Aim To explore whether a FCP intervention is acceptable, feasible and deliverable to patients (and families) with advanced heart disease following a recent unscheduled hospital admission.
Methods Patients with acute coronary syndrome (ACS) or acute heart failure (HF) were screened using a prognostic scoring tool. Patients with a 12 month estimated mortality risk of 20% or greater were randomly allocated to either early (upon discharge) or delayed (after 12 weeks) FCP for 12 weeks. The intervention combines holistic needs-assessment by a cardiologist with creation of a written/shared FCP and nurse-led care in the community. Primary outcome is quality of life of patients and carers assessed using questionnaires.
Results 50 patients (and 32 carers) – 22% with ACS, 68% HF and 10% valvular heart disease. There were 5 deaths and 5 withdrawals. For the whole cohort mean age is 81.1 years (SD = 8.6), 60% male, mean Charlson comorbidity index was 4.2 (SD = 1.7), median Canadian frailty scale = 5 (Mildly frail). Intervention and follow up is currently on-going.

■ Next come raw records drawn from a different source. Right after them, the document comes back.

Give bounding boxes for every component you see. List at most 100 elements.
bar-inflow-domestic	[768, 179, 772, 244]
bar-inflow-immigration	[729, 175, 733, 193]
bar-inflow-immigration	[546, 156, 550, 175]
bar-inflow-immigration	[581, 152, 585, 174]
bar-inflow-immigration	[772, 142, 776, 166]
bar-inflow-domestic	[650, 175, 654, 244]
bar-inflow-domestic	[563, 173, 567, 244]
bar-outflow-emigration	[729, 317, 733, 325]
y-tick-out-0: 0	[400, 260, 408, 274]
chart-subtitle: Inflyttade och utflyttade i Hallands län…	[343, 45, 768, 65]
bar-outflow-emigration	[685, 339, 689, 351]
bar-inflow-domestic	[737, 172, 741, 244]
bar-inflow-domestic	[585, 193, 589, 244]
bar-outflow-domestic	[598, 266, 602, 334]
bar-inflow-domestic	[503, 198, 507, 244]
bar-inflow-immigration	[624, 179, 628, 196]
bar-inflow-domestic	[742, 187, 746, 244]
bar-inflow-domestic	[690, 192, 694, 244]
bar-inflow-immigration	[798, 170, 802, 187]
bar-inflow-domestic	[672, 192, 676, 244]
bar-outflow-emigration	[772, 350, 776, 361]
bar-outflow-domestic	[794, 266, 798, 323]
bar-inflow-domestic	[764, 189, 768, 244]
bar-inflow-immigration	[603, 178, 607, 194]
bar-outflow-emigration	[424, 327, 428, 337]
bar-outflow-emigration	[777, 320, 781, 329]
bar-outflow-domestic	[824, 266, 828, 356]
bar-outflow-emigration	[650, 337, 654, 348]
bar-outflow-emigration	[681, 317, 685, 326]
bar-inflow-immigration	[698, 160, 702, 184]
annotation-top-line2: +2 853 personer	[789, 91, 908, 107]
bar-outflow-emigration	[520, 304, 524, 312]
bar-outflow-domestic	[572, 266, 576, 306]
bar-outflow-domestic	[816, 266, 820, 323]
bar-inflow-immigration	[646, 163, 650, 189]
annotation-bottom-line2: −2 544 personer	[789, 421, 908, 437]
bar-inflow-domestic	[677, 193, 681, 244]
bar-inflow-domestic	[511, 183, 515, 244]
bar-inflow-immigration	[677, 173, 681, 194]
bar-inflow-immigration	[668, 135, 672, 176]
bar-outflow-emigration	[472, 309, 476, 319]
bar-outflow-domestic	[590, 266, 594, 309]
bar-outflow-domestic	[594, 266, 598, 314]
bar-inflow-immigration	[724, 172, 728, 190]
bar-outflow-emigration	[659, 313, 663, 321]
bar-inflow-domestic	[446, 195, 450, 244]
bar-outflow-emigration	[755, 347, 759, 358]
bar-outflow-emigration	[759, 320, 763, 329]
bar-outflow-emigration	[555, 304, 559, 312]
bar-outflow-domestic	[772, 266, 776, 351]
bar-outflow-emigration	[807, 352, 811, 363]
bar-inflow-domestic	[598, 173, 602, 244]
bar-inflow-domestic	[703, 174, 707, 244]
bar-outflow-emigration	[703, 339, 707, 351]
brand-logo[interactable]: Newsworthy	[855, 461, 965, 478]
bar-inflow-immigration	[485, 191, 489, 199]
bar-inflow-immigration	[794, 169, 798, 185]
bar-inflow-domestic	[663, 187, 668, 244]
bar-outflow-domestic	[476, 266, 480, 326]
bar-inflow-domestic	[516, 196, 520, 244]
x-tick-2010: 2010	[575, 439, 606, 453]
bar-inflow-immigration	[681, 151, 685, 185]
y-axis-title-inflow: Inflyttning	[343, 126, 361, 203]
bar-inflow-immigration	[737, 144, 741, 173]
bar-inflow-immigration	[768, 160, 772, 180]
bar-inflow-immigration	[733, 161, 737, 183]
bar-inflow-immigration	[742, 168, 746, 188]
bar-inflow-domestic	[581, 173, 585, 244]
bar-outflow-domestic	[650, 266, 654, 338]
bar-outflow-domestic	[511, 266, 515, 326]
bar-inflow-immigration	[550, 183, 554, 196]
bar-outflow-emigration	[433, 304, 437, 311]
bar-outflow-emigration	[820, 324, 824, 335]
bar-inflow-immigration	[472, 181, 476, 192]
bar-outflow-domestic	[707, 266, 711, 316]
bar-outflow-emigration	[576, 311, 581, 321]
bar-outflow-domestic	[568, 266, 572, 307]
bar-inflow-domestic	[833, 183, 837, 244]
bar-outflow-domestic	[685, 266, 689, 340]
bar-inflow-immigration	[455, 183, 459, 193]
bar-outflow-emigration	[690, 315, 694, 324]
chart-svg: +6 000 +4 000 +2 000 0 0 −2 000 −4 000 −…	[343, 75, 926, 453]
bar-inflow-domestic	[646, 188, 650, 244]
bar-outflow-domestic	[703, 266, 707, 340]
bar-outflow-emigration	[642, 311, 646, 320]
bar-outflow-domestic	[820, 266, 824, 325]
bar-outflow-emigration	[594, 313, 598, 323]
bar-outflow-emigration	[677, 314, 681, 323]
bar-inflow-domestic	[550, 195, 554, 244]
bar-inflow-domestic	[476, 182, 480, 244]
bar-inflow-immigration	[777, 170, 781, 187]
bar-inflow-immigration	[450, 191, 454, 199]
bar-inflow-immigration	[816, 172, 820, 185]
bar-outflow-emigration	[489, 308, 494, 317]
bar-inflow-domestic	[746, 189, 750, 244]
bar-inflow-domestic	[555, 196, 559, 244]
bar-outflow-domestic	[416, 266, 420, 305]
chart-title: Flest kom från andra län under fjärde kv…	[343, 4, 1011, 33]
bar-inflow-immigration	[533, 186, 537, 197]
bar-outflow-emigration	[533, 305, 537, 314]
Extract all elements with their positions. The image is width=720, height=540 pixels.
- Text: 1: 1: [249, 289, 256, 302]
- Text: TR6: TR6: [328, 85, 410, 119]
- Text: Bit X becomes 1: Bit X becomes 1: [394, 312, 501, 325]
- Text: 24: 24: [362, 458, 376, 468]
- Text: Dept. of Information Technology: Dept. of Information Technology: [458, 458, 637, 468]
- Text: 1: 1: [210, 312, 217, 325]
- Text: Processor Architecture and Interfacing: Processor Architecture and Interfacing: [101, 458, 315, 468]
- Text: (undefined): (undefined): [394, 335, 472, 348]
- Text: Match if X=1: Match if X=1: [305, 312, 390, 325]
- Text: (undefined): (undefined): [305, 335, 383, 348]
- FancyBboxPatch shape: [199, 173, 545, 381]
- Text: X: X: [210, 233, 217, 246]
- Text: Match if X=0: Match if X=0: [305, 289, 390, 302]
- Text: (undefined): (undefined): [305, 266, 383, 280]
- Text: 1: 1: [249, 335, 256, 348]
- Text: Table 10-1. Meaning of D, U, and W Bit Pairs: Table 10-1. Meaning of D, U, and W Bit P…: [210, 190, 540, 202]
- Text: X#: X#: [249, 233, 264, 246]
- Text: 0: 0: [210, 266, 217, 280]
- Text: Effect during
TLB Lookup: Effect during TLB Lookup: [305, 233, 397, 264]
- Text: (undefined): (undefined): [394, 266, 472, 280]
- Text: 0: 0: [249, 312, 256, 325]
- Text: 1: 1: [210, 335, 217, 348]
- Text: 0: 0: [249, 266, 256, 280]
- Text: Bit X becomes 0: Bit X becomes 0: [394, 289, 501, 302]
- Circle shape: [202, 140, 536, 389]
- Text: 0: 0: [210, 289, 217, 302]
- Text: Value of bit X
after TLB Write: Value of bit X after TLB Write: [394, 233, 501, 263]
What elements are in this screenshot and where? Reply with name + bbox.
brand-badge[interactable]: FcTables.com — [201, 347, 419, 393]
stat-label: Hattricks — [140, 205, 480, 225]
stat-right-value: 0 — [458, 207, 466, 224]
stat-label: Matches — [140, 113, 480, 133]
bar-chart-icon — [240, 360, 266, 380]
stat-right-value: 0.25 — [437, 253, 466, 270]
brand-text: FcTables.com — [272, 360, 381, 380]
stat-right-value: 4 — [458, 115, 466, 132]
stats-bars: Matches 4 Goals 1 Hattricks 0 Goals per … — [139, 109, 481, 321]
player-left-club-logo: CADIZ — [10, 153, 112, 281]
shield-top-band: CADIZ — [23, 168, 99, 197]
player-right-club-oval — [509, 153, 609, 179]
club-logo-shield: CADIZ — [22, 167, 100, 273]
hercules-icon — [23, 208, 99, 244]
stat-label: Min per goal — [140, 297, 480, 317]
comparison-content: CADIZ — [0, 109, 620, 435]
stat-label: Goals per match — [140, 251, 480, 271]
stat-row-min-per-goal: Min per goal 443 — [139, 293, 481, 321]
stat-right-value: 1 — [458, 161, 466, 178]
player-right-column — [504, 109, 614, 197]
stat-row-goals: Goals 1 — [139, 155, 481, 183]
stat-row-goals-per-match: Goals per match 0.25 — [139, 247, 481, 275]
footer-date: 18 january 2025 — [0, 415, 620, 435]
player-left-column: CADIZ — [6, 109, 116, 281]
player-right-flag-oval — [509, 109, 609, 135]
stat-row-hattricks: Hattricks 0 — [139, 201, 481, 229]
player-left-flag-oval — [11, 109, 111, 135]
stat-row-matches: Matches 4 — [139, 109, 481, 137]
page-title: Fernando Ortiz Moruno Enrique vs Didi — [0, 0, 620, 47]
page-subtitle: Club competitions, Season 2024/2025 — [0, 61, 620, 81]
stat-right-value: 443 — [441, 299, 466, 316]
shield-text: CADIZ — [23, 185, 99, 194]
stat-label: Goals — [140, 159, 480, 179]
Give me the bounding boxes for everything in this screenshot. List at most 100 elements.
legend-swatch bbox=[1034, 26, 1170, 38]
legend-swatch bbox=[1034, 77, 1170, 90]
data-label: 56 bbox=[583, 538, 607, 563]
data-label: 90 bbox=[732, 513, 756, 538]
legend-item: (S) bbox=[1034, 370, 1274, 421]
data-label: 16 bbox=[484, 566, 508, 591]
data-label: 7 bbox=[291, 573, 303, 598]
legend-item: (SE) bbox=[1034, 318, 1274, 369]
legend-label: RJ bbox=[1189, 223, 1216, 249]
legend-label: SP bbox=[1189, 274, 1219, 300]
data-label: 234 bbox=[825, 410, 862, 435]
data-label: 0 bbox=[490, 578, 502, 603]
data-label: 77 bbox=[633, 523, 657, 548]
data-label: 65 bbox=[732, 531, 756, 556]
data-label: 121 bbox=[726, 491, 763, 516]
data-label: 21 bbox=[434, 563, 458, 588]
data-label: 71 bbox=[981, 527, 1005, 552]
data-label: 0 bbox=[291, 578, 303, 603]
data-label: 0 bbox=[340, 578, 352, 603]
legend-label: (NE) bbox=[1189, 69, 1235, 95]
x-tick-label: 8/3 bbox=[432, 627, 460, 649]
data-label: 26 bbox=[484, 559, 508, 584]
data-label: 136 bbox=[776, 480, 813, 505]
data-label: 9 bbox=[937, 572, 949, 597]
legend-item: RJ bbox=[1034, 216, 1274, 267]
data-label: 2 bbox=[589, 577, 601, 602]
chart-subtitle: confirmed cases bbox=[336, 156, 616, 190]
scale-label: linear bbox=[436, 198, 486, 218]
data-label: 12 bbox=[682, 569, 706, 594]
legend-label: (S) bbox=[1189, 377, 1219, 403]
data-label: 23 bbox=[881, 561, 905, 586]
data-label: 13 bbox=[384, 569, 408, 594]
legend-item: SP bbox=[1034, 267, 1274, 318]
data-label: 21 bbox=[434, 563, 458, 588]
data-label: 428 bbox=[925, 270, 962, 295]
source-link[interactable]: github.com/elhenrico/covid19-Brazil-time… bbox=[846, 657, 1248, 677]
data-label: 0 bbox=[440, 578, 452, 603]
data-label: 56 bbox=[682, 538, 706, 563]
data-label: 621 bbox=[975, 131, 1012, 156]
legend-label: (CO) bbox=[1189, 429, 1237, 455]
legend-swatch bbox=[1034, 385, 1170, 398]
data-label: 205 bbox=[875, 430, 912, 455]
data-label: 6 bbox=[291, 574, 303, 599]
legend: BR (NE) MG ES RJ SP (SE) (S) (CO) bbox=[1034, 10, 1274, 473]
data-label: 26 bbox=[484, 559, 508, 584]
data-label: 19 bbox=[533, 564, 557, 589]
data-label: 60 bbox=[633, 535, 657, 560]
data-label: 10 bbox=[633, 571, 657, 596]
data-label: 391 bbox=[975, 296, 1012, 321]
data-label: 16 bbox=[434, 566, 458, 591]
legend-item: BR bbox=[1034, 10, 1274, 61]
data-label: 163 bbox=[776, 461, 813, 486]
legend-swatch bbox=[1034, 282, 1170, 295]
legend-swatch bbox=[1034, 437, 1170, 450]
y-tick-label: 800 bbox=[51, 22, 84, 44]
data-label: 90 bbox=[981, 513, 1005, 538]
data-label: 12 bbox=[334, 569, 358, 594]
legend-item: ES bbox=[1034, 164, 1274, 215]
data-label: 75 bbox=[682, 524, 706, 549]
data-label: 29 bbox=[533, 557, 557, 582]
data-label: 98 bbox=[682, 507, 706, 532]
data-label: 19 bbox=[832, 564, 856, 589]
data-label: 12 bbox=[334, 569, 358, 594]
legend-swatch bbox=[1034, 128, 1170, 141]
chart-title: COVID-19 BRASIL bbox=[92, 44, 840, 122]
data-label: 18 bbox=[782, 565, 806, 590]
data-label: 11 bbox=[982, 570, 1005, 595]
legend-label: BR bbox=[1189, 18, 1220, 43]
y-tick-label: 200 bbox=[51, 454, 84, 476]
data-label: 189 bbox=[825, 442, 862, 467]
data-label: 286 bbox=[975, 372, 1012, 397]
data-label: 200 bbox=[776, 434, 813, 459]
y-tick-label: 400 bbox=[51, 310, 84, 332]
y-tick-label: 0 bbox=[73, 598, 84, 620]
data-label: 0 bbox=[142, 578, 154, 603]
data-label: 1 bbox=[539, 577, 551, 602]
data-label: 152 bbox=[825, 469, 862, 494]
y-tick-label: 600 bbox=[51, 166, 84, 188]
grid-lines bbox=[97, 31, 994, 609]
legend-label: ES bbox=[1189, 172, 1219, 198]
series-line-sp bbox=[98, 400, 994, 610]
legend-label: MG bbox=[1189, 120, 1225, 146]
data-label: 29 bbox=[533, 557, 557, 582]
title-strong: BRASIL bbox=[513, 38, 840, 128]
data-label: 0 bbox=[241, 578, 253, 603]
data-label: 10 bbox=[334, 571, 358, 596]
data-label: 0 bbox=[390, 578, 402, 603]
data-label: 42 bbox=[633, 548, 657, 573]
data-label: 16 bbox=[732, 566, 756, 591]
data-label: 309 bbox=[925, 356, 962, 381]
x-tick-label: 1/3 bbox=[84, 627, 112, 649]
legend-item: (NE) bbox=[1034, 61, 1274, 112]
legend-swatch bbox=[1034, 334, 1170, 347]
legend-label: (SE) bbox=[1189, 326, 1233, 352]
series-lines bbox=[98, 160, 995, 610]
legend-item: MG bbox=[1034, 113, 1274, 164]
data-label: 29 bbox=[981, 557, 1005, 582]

Discussion Findings demonstrate that the intervention and outcome measures were feasible and deliverable. Further analysis be presented at the meeting.
Conclusion Future Care planning represents a key generic mechanism by which patients with advanced heart disease can begin planning for a good death. Randomised trial evidence is one approach by which this could be adopted into routine clinical practice in a socialised healthcare system.